Vabbè, lasciamo perdere il punk, magari è più indicato l’aggettivo sleazy, che è quello che i Guns n’ Roses effettivamente erano, ma The Spaghetti Incident è un divertissement brillante e, seppur non ami fare il precisino di turno (scrivo cazzate su cazzate quotidianamente) “Ain’t It Fun” – compresa nel sopracitato album di cover – non è una canzone di Iggy Pop, bensì dei Dead Boys: il fatto che, all’inizio degli anni Novanta, i Guns n’ Roses mettessero in fila pezzi di New York Dolls (“Human Being”), Iggy and the Stooges (“Raw Power”), Misfits (“Attitude”) e Dead Boys mi riempie ancora di gioia, sì.

Comunque, a parte gli sbrigativi capitoli introduttivi (davvero troppo sbrigativi per una biografia), questo The Truth qualcosa mi ha insegnato. Per esempio, non avevo la più pallida idea di chi fosse l’attuale bassista dei Guns n’ Roses (e notare che scrivo il nome del gruppo sempre per esteso, odio le abbreviazioni tipo i Guns, o i Religion, o gli Iron): al posto di Duff McKagan (uno che ha suonato con Veins, Fartz e Fastbacks) c’è Tommy Stinson dei Replacements. Poi non sapevo che nella premiata ditta Guns n’ Roses fosse stato coinvolto anche – nella seconda metà degli anni Novanta, in veste di produttore – il prezzemolino Moby, ovviamente scappato a gambe levate.

La cosa più interessante accaduta negli ultimi anni nel mondo Guns n’ Roses è stata l’uscita del disco degli Against Me, Reinventing Axl Rose, un titolo geniale, quasi quanto l’idea degli Offspring di pubblicare un album intitolato Chinese Democracy. Per concludere, a me capita di alzarmi la mattina e chiedermi – sì, a volte non ho nulla di meglio a cui pensare – cosa fa Axl Rose appena sveglio? Come passa le sue giornate? Ecco, vorrei che una biografia dei Guns n’ Roses rispondesse anche a queste domande, magari inventando di sana pianta le risposte.

PS: Axl Rose se la passa veramente male.

Lexicon Devil

lexicon-devil.jpgB. Mullen, D. Bolles & A. Parfrey – Lexicon Devil (Feral House, 2002)

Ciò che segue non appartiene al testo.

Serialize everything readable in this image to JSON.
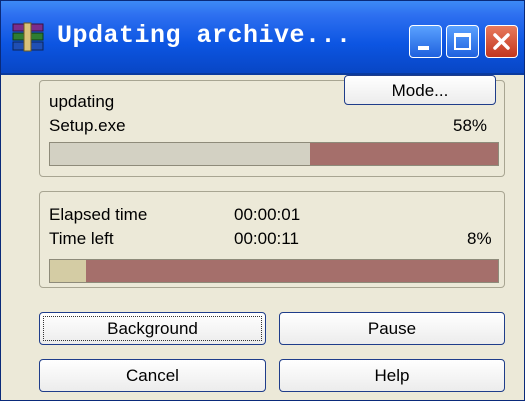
{
  "window": {
    "title": "Updating archive...",
    "icon": "winrar-books-icon"
  },
  "titlebar_buttons": {
    "minimize": "minimize-icon",
    "maximize": "maximize-icon",
    "close": "close-icon"
  },
  "mode_button": {
    "label": "Mode..."
  },
  "current_file": {
    "status": "updating",
    "filename": "Setup.exe",
    "percent_label": "58%",
    "progress_fraction": 0.58
  },
  "overall": {
    "elapsed_label": "Elapsed time",
    "elapsed_value": "00:00:01",
    "left_label": "Time left",
    "left_value": "00:00:11",
    "percent_label": "8%",
    "progress_fraction": 0.08
  },
  "buttons": {
    "background": "Background",
    "pause": "Pause",
    "cancel": "Cancel",
    "help": "Help"
  },
  "colors": {
    "titlebar": "#0c55e2",
    "dialog": "#ECE9D8",
    "bar_track": "#a56f6b"
  }
}
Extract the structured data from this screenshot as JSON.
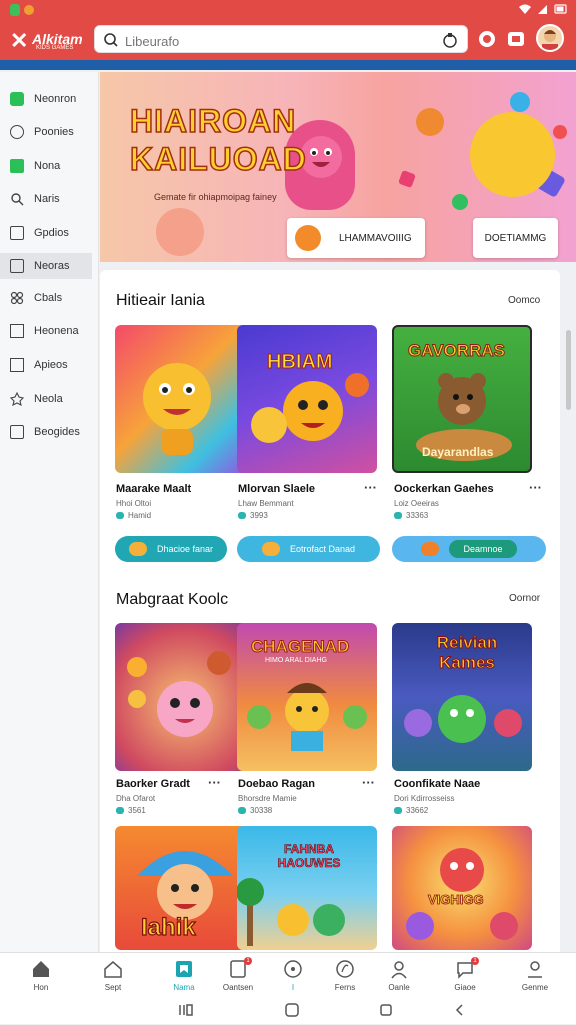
{
  "app": {
    "logo_text": "Alkitam",
    "logo_sub": "KIDS GAMES"
  },
  "search": {
    "placeholder": "Libeurafo"
  },
  "sidebar": {
    "items": [
      {
        "label": "Neonron",
        "icon": "green-square-icon"
      },
      {
        "label": "Poonies",
        "icon": "chat-bubble-icon"
      },
      {
        "label": "Nona",
        "icon": "green-box-icon"
      },
      {
        "label": "Naris",
        "icon": "search-icon"
      },
      {
        "label": "Gpdios",
        "icon": "clipboard-icon"
      },
      {
        "label": "Neoras",
        "icon": "image-icon",
        "active": true
      },
      {
        "label": "Cbals",
        "icon": "puzzle-icon"
      },
      {
        "label": "Heonena",
        "icon": "sound-icon"
      },
      {
        "label": "Apieos",
        "icon": "doc-icon"
      },
      {
        "label": "Neola",
        "icon": "star-icon"
      },
      {
        "label": "Beogides",
        "icon": "folder-icon"
      }
    ]
  },
  "hero": {
    "title_line1": "HIAIROAN",
    "title_line2": "KAILUOAD",
    "subtitle": "Gemate fir ohiapmoipag fainey",
    "button1_label": "LHAMMAVOIIIG",
    "button2_label": "DOETIAMMG"
  },
  "section1": {
    "title": "Hitieair Iania",
    "more": "Oomco",
    "cards": [
      {
        "title": "Maarake Maalt",
        "meta1": "Hhoi Oltoi",
        "meta2": "Hamid"
      },
      {
        "title": "Mlorvan Slaele",
        "meta1": "Lhaw Bemmant",
        "meta2": "3993"
      },
      {
        "title": "Oockerkan Gaehes",
        "meta1": "Loiz Oeeiras",
        "meta2": "33363"
      }
    ],
    "card1_art": "HBIAM",
    "card2_art": "GAVORRAS",
    "card2_sub": "Dayarandlas",
    "pills": [
      "Dhacioe fanar",
      "Eotrofact Danad",
      "Deamnoe"
    ]
  },
  "section2": {
    "title": "Mabgraat Koolc",
    "more": "Oornor",
    "cards": [
      {
        "title": "Baorker Gradt",
        "meta1": "Dha Ofarot",
        "meta2": "3561"
      },
      {
        "title": "Doebao Ragan",
        "meta1": "Bhorsdre Mamie",
        "meta2": "30338"
      },
      {
        "title": "Coonfikate Naae",
        "meta1": "Dori Kdirrosseiss",
        "meta2": "33662"
      }
    ],
    "card1_art": "CHAGENAD",
    "card1_sub": "HIMO ARAL DIAHG",
    "card2_art": "Reivian Kames"
  },
  "section3": {
    "card0_art": "Iahik",
    "card1_art": "FAHNBA HAOUWES",
    "card2_art": "VIGHIGG"
  },
  "bottom_nav": [
    {
      "label": "Hon",
      "icon": "home-icon"
    },
    {
      "label": "Sept",
      "icon": "house-outline-icon"
    },
    {
      "label": "Nama",
      "icon": "bookmark-icon",
      "active": true
    },
    {
      "label": "Oantsen",
      "icon": "tablet-icon",
      "badge": "1"
    },
    {
      "label": "I",
      "icon": "circle-icon"
    },
    {
      "label": "Ferns",
      "icon": "leaf-icon"
    },
    {
      "label": "Oanle",
      "icon": "person-icon"
    },
    {
      "label": "Giaoe",
      "icon": "chat-icon",
      "badge": "1"
    },
    {
      "label": "Genme",
      "icon": "profile-icon"
    }
  ],
  "colors": {
    "accent": "#e24a45",
    "teal": "#1ba5b3",
    "navy": "#1f5fa8"
  }
}
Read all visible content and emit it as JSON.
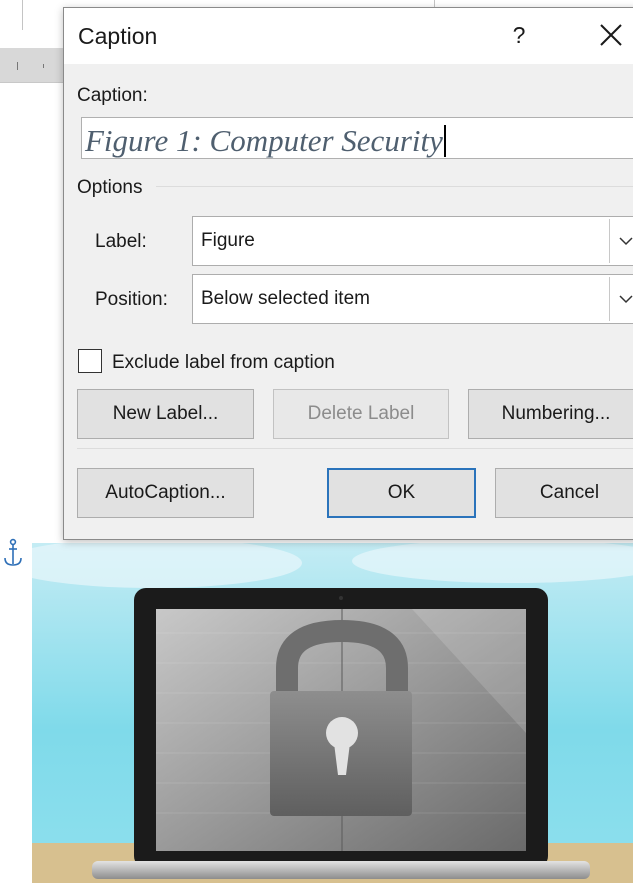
{
  "dialog": {
    "title": "Caption",
    "help_label": "?",
    "caption_label": "Caption:",
    "caption_value": "Figure 1: Computer Security",
    "options_label": "Options",
    "label_field": {
      "label": "Label:",
      "value": "Figure"
    },
    "position_field": {
      "label": "Position:",
      "value": "Below selected item"
    },
    "exclude_label": "Exclude label from caption",
    "exclude_checked": false,
    "buttons": {
      "new_label": "New Label...",
      "delete_label": "Delete Label",
      "numbering": "Numbering...",
      "autocaption": "AutoCaption...",
      "ok": "OK",
      "cancel": "Cancel"
    }
  },
  "colors": {
    "dialog_bg": "#f0f0f0",
    "default_button_border": "#2a73bb",
    "caption_text": "#4f5f6f"
  },
  "document": {
    "image_subject": "laptop-with-padlock-image",
    "anchor_icon": "anchor-icon"
  }
}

Un volume da non trascurare. Qualcuno, a suo tempo, si sarà domandato che razza di libro fosse quello che in un paio di video dei Red Hot Chili Peppers veniva più volte mostrato e passato davanti alla telecamera. Risposta: era proprio questo. Ossia la biografia di una delle icone del punk americano, nonché uno dei testimonial della seconda ondata del “vivi veloce, sentiti una merda e muori giovane”.

Per me i Germs sono sempre stati un mezzo enigma. Comprai il loro LP (leggendo il libro scoprirete anche l’inghippo che sta dietro alla faccenda e saprete, finalmente, che (GI) non è il titolo, ma faceva parte del nome della band, almeno negli intenti iniziali) nel lontano 1985, quando era ormai vecchio di tre anni: una stampa di quelle italiane, su Expanded Music, senza inserto. Nella mia ignoranza di adolescente riuscii a farmi piacere solo un brano all’epoca; e per un bel po’ i Germs, nel mio database mentale, furono “quelli di Richie Dagger’s Crime”.
C’era qualcosa che mi sfuggiva in loro: erano contemporaneamente sgangherati e compatti… e quella voce, che tagliava dentro, ma dopo cinque o sei brani diventava un raglio fastidioso. Ebbene, sì: per parecchio tempo non sono riuscito ad ascoltare questo disco senza annoiarmi alla fine del lato A. Poi, verso i 20 anni, in pieno trip per le icone autodistruttive e autodistruggenti della storia del punk, rivalutai Darby Crash, in quanto paladino dell’eroina e del mal di vivere. Sul suo conto circolavano leggende tipo: “si è fatto un’overdose e ha scritto sul muro davanti a cui è morto ‘qui giace Darby Crash'”… immaginate che razza d’impatto potevano avere queste faccende da bohemienne a buon mercato su un ragazzotto di provincia e periferia come me.

In questo tomo – alla mia veneranda età – ho trovato tutto quello che avrei voluto sapere su Darby. E forse anche un po’ di più… perché quando un’icona ti viene sostanzialmente sezionata sotto agli occhi, un po’ perde la sua valenza sacrale.
Quello che resta, dopo la lettura di Lexicon Devil, è un senso appiccicoso di fastidio, un’ombra di cupezza. Per quasi 300 pagine si vivono gli anni Settanta di Los Angeles fatti di comunità Scientology, scuole alternative, famiglie disgregate, glam rock, punk nascente, droga, omosessualità repressa e vita borderline. Non certamente un libro all’insegna dello svago e della spensieratezza. Ma grande.